Sekarang aku bisa berkumpul dengan mereka yang sangat indah, sangat ramah, dan
yang mau berteman denganku. Aku juga ditempatkan di tempat yang layak, di
tempat yang indah, meskipun-dia-tidak menjanjikan tempat ini untukku.
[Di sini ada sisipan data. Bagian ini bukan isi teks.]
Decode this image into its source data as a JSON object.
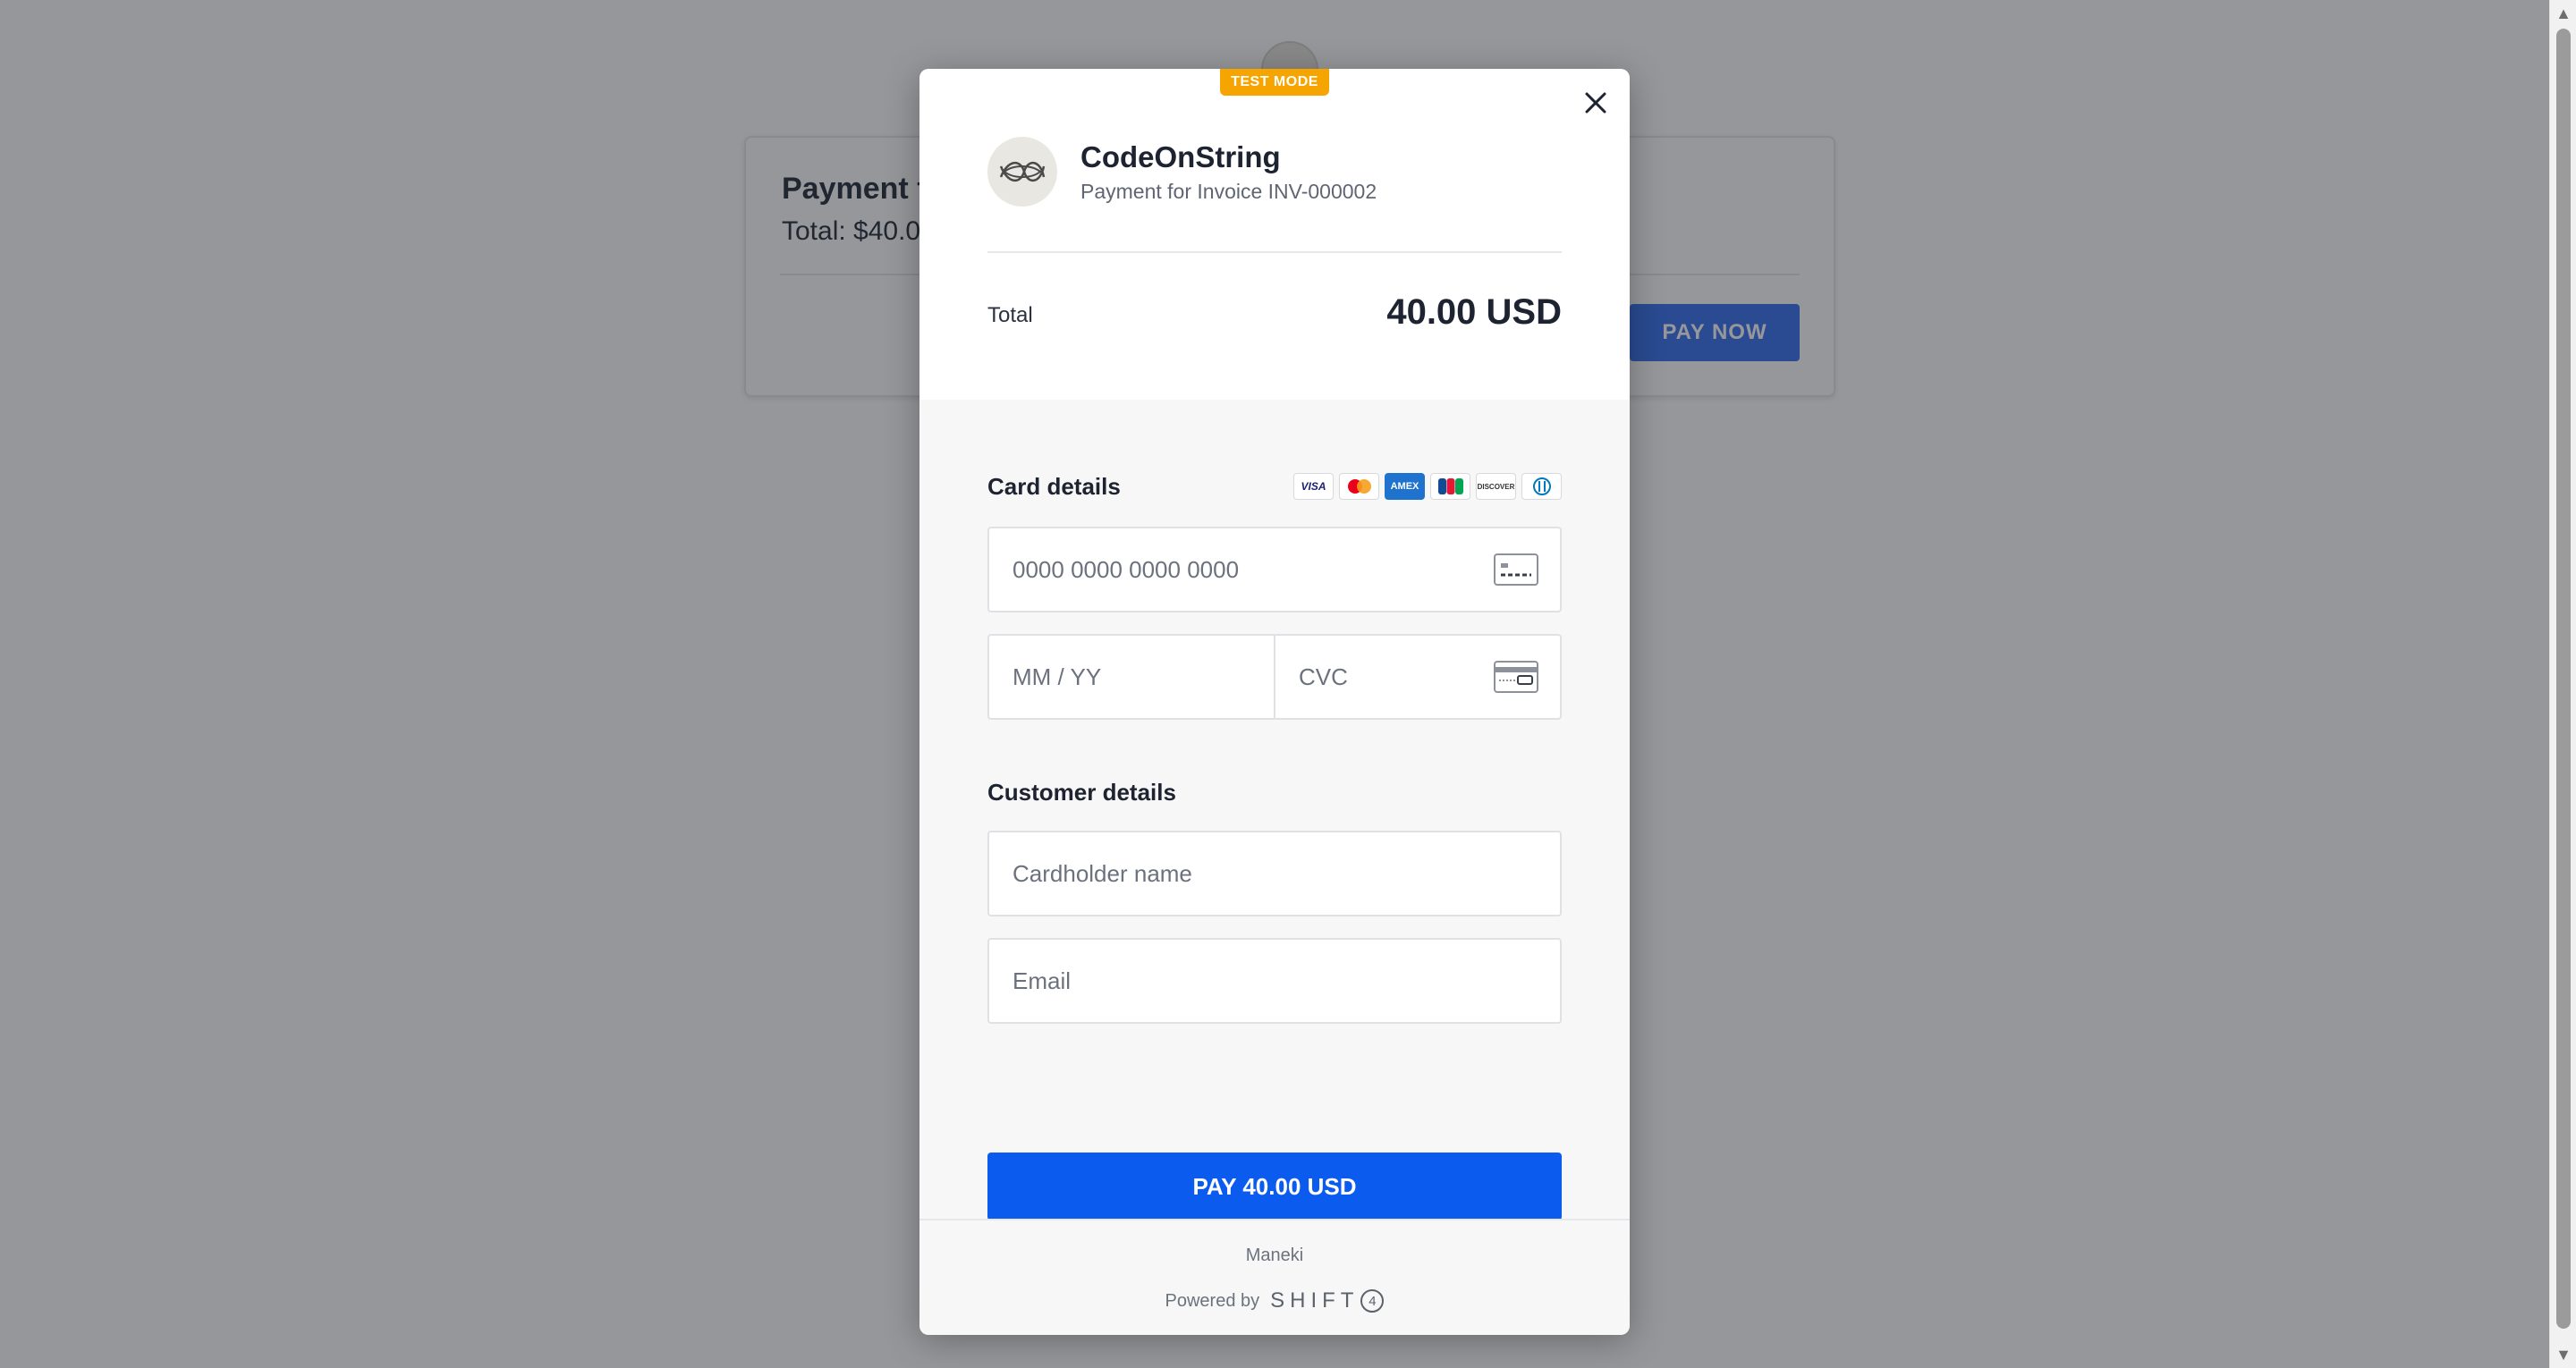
{
  "background_page": {
    "card_title": "Payment f",
    "card_total": "Total: $40.0",
    "pay_now_label": "PAY NOW"
  },
  "modal": {
    "test_mode_label": "TEST MODE",
    "merchant_name": "CodeOnString",
    "merchant_description": "Payment for Invoice INV-000002",
    "total_label": "Total",
    "total_amount": "40.00 USD",
    "card_details_title": "Card details",
    "card_brands": [
      "VISA",
      "mastercard",
      "AMEX",
      "JCB",
      "DISCOVER",
      "diners"
    ],
    "card_number_placeholder": "0000 0000 0000 0000",
    "expiry_placeholder": "MM / YY",
    "cvc_placeholder": "CVC",
    "customer_details_title": "Customer details",
    "cardholder_placeholder": "Cardholder name",
    "email_placeholder": "Email",
    "pay_button_label": "PAY 40.00 USD",
    "footer_merchant": "Maneki",
    "powered_by_label": "Powered by",
    "shift4_text": "SHIFT",
    "shift4_digit": "4"
  },
  "colors": {
    "accent": "#0c5bef",
    "test_mode_badge": "#f5a400",
    "background_pay_now": "#3b76f0"
  }
}
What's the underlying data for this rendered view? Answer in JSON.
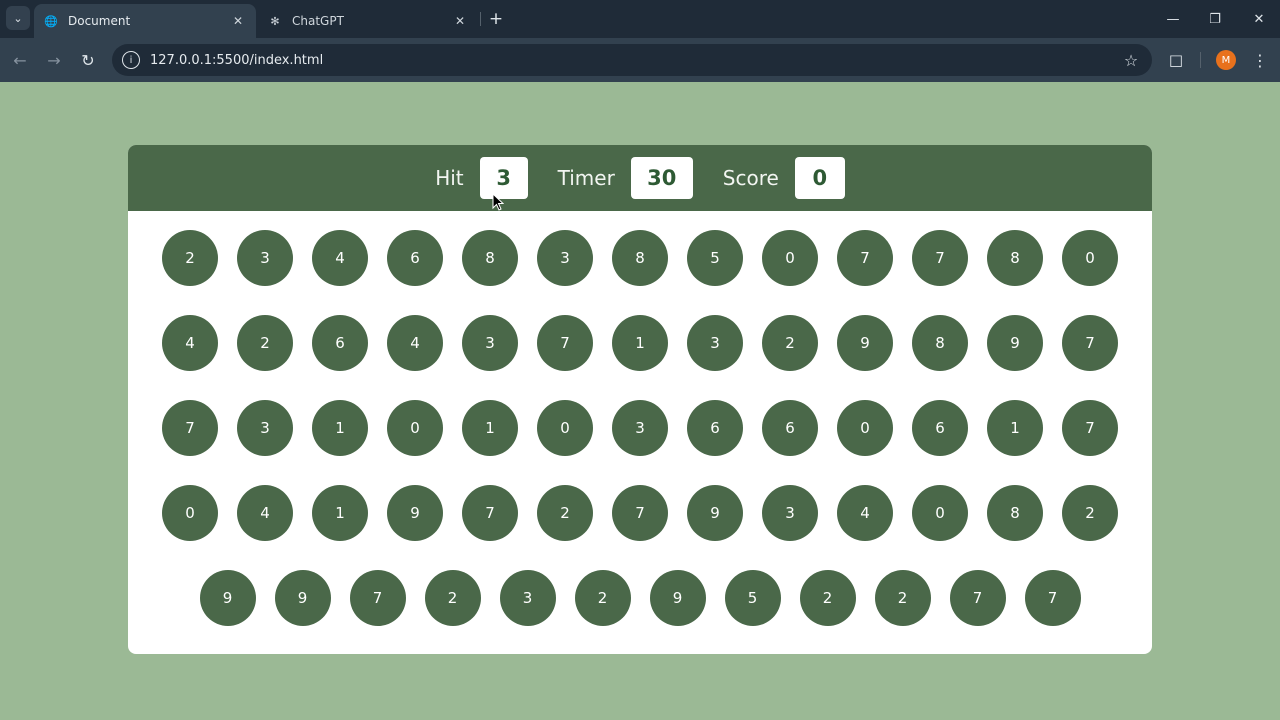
{
  "browser": {
    "tabs": [
      {
        "title": "Document",
        "favicon": "globe-icon",
        "active": true
      },
      {
        "title": "ChatGPT",
        "favicon": "openai-icon",
        "active": false
      }
    ],
    "url": "127.0.0.1:5500/index.html",
    "profile_initial": "M",
    "profile_color": "#e8711c"
  },
  "game": {
    "hit_label": "Hit",
    "hit_value": "3",
    "timer_label": "Timer",
    "timer_value": "30",
    "score_label": "Score",
    "score_value": "0",
    "bubbles": [
      "2",
      "3",
      "4",
      "6",
      "8",
      "3",
      "8",
      "5",
      "0",
      "7",
      "7",
      "8",
      "0",
      "4",
      "2",
      "6",
      "4",
      "3",
      "7",
      "1",
      "3",
      "2",
      "9",
      "8",
      "9",
      "7",
      "7",
      "3",
      "1",
      "0",
      "1",
      "0",
      "3",
      "6",
      "6",
      "0",
      "6",
      "1",
      "7",
      "0",
      "4",
      "1",
      "9",
      "7",
      "2",
      "7",
      "9",
      "3",
      "4",
      "0",
      "8",
      "2",
      "9",
      "9",
      "7",
      "2",
      "3",
      "2",
      "9",
      "5",
      "2",
      "2",
      "7",
      "7"
    ]
  },
  "colors": {
    "page_background": "#9bb995",
    "panel_header": "#4a6849",
    "bubble": "#4a6849",
    "stat_value_text": "#2e5a34"
  }
}
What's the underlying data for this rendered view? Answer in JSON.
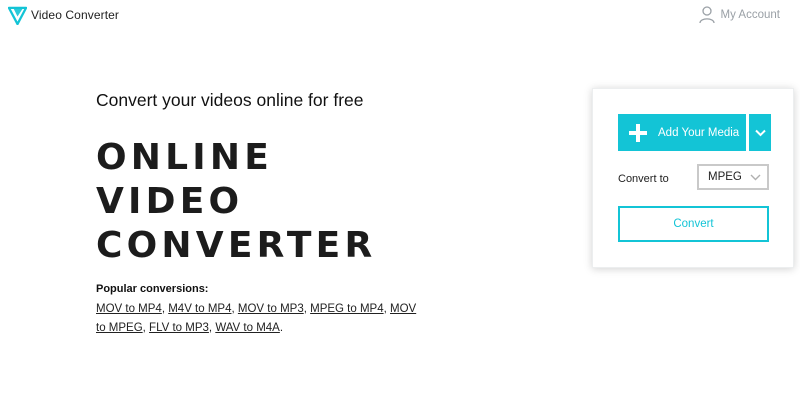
{
  "header": {
    "app_title": "Video Converter",
    "logo_icon": "v-logo-icon",
    "account_icon": "user-icon",
    "account_label": "My Account"
  },
  "hero": {
    "subtitle": "Convert your videos online for free",
    "title_lines": [
      "ONLINE",
      "VIDEO",
      "CONVERTER"
    ]
  },
  "popular": {
    "label": "Popular conversions:",
    "links": [
      "MOV to MP4",
      "M4V to MP4",
      "MOV to MP3",
      "MPEG to MP4",
      "MOV to MPEG",
      "FLV to MP3",
      "WAV to M4A"
    ]
  },
  "panel": {
    "add_media_label": "Add Your Media",
    "add_media_icon": "plus-icon",
    "dropdown_icon": "chevron-down-icon",
    "convert_to_label": "Convert to",
    "format_value": "MPEG",
    "convert_label": "Convert"
  },
  "colors": {
    "accent": "#13c4d6",
    "text": "#1a1a1a",
    "muted": "#9aa0a6"
  }
}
Kebahagiaan melimpahi kehidupanku saat ini. Rasa syukur yang tak bisa
kubayangkan terucap dari mulutku. Sungguh mulia kuasa tangannya yang telah
membentukku seperti ini. Sungguh teramat berdosa, karena aku berkali-kali
menyesal ketika aku dibentuk olehnya.
Terimakasih ku ucapkan karena telah membentukku seindah ini, terimakasih
telah membuatku diperhatikan oleh mereka yang ada di sekitarku, terimakasih
telah mengirimku ke tempat yang layak, terimakasih telah menyempurnakan
kehidupanku dengan cara yang tidak kuduga sebelumnya. Terimakasih karena telah
meluangkan waktu untuk mengubah hidupku. Terimakasih. Semoga banyak jiwa yang
merasakan sentuhan tanganmu di luar sana.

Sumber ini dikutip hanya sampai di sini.